On 19/11/2018 19:20, Brian Kuhl via Boost wrote:
I'd like to confirm the guidance on Warnings I find here https://svn.boost.org/trac10/wiki/Guidelines/WarningsGuidelines is still considered current?
More or less - the advice could use updating, and each new compiler release brings new warnings, some busy-body some not, so it's a constant struggle to catch up. Speaking for myself I'm happy to fix or suppress (as appropriate) warnings in my stuff, so bring on the PR's I would say ;) Of course you may have to nag the community maintenance team if you're submitting PR's against unmaintained libraries.
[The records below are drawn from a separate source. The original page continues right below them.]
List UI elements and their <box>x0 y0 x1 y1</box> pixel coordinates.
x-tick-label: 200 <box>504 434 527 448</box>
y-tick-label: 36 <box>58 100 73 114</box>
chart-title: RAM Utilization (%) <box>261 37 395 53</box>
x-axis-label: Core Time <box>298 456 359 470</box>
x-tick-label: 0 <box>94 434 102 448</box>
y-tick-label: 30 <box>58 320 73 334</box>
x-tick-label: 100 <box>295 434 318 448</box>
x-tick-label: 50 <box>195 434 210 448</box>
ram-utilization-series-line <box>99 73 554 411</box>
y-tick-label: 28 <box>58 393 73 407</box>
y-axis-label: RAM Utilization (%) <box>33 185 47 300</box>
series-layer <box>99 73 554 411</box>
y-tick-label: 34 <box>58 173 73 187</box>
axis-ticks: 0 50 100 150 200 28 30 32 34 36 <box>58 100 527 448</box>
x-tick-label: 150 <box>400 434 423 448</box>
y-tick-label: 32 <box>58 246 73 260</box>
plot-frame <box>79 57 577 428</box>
HTH, John.
context ...
At Wind River we are in the process of working with Boost 1.68 and VxWorks 7 (with Dinkum 7.00 with and Clang 6.0 for ARM and IA boards and GCC 8.1 for PowerPC ) with the hope of bundling Boost with our product.
Many of our customers make certified systems ( Planes, Trains, Medical Equipment, Factory Automation, etc. ) and the trend in theses industries is to be pedantic about eliminating all compiler warnings.
While we have not traditionally required zero warnings in open source code shipped with our product, there is pressure on us to move in that direction, and as result we will probably be contributing pull requests specifically to fix or suppress compiler warnings over the coming years.
I'd like to establish clear guidelines for my team as to what is an appropriate "coding standard" for Boost in regards to compiler warnings. While it is simple to say, everything displayed by -Wall, in practice there are many edge cases, e.g. is an unused parameter acceptable in test code? So I'd like to get the maintainers guidance.